Mais de cette mort violente, une baraka résulte. Rappelons que l'hôte qui accueille le groupe Issawa, attend une
guérison de son enfant, la fin de la stérilité de sa femme, ou le mariage d'une de ses filles, etc. En bref, c'est un
surcroît de vie qui est espéré.
Dans ce rite, ce qui est généralement interdit est non seulement permis, mais recommandé, et ce qui est
dangereux et néfaste, devient faste13
. Les mêmes actes — boire du sang, attaquer « sauvagement » un animal
domestique — qui produisent la maladie ou la mort, sont ici l'occasion de la manifestation d'une baraka. Celle-ci
est dite venir du saint, considéré comme présent et agissant. C'est grâce à lui que l'action des animaux sauvages
est rituellement maîtrisée, contrôlée.
Les Issawa sont très explicites à ce sujet. Ils rappellent que le saint a dit : « les hommes et les djins sont
tous à ma dévotion, de même que les reptiles et les fauves du désert » (B : 21)14
. L'hagiographie indique à
plusieurs reprises que les fauves sont assimilés aux disciples. Une légende raconte que Ibn 'Issa s'en alla visiter
un autre saint, accompagné de bêtes féroces et de serpents qu'il appela ses compagnons, ses disciples (B : 42).
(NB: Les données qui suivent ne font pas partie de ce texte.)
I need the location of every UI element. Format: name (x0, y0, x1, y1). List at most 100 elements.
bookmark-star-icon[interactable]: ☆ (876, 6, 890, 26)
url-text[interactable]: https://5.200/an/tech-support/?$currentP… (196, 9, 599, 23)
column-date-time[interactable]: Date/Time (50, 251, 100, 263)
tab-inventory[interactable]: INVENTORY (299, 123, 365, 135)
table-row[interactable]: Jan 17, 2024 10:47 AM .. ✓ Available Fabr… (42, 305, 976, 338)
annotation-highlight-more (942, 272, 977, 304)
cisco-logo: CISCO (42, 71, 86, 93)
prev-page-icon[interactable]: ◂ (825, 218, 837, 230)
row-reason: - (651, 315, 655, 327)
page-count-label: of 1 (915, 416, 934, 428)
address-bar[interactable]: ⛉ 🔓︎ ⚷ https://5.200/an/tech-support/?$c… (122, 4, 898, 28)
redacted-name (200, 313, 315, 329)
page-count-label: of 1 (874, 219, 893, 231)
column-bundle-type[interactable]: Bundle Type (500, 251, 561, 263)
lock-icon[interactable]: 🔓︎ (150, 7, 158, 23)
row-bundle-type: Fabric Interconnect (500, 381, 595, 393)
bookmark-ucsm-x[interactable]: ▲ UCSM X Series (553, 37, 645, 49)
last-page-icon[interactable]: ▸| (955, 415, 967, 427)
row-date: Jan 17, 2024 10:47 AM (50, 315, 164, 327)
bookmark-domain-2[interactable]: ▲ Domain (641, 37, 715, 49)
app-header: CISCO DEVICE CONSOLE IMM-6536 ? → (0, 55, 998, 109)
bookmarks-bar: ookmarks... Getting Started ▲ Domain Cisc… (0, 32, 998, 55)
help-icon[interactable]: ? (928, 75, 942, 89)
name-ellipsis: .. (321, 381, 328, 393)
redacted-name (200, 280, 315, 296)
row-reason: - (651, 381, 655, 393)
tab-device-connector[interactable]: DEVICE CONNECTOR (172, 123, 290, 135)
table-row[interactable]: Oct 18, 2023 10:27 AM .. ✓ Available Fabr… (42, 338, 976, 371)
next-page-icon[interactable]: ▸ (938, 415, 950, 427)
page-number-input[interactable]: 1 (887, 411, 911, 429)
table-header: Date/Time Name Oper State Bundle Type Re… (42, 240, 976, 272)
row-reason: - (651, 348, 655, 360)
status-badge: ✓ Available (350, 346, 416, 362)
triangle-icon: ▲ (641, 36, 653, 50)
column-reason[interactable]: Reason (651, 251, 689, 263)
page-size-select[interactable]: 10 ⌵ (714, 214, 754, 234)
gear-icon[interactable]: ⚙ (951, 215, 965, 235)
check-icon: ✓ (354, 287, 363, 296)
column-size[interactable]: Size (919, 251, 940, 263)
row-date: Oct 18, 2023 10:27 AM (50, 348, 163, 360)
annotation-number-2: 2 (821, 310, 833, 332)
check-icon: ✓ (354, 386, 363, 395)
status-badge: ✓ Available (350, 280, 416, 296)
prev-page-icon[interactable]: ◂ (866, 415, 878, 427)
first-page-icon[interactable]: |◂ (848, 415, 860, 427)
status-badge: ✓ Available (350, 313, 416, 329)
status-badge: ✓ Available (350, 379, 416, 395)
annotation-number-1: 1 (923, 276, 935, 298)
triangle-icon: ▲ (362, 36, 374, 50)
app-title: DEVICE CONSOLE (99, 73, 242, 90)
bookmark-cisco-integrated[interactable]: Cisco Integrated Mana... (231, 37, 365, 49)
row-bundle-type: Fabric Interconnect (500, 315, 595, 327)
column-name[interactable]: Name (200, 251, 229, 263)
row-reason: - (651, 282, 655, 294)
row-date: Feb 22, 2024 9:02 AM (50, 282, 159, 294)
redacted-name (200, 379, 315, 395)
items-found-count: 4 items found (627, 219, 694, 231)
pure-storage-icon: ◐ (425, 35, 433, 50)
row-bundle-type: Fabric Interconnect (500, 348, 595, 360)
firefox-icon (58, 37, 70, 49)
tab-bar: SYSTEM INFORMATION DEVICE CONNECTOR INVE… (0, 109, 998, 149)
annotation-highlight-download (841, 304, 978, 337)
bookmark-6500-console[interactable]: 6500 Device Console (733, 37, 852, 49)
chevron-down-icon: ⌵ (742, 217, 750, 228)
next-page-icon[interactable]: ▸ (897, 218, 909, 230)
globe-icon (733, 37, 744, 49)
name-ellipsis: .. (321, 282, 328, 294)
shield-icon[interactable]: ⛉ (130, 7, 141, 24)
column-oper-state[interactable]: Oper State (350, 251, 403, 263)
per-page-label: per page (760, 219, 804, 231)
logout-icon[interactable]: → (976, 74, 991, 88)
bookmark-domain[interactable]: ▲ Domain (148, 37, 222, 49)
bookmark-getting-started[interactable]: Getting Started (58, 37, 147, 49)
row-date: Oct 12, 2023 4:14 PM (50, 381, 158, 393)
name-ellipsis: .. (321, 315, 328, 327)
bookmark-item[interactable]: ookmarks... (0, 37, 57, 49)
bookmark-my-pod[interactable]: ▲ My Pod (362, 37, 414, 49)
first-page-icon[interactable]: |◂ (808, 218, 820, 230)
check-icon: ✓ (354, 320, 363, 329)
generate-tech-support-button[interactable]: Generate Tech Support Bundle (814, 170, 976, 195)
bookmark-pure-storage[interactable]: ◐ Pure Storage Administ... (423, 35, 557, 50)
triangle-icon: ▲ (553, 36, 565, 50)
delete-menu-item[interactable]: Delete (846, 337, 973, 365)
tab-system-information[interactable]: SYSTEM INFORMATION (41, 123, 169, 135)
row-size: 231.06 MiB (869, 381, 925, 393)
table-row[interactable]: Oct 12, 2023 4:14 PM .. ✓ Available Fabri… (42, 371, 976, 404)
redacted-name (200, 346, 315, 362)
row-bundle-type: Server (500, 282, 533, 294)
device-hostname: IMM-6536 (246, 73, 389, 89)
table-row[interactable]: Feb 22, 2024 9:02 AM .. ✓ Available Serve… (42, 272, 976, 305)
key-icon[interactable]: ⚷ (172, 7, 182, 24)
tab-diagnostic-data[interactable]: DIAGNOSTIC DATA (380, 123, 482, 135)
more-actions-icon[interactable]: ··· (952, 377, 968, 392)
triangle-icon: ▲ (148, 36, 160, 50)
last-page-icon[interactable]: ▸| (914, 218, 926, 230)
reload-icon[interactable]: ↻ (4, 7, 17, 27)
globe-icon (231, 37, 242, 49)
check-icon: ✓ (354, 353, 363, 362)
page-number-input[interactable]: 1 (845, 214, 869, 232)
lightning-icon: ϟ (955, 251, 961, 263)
La confrérie est ce lieu où se rejoignent la sainteté qui transcende l'ordre social et le monde sauvage qui menace
cet ordre. Mais cette jonction ne se fait pas n'importe comment. C'est à travers les adeptes que le saint dompte
les fauves. Ces adeptes ont un double caractère : ils sont à la fois les fidèles du saint et la personnification des
animaux sauvages. Ils participent des deux mondes, celui de la confrérie et celui de la marge, et plus
largement du mysticisme et de la possession.
La frassa : un sacrifice à la marge
Le contexte du rituel délimité, on peut maintenant analyser les différentes séquences qui le ponctuent. Le rituel
débute toujours par un dhikr (littéralement mémorisation) qui dans la tradition soufie, est le moyen d'arriver à
la transe mystique, à l'union avec Dieu, en invoquant Dieu et ses saints, et en répétant de nombreuses fois le
nom divin. Ici c'est avec l'aide du saint Ibn 'Issa que les membres de la taifa entrent en transe. Celle-ci amène
les adeptes à devenir les fauves, les bêtes sauvages domptées, maîtrisées par le saint. Elle ouvre ainsi le chemin
au sacrifice de la frassa. Le monde de la confrérie et le monde de la marge sont reliés.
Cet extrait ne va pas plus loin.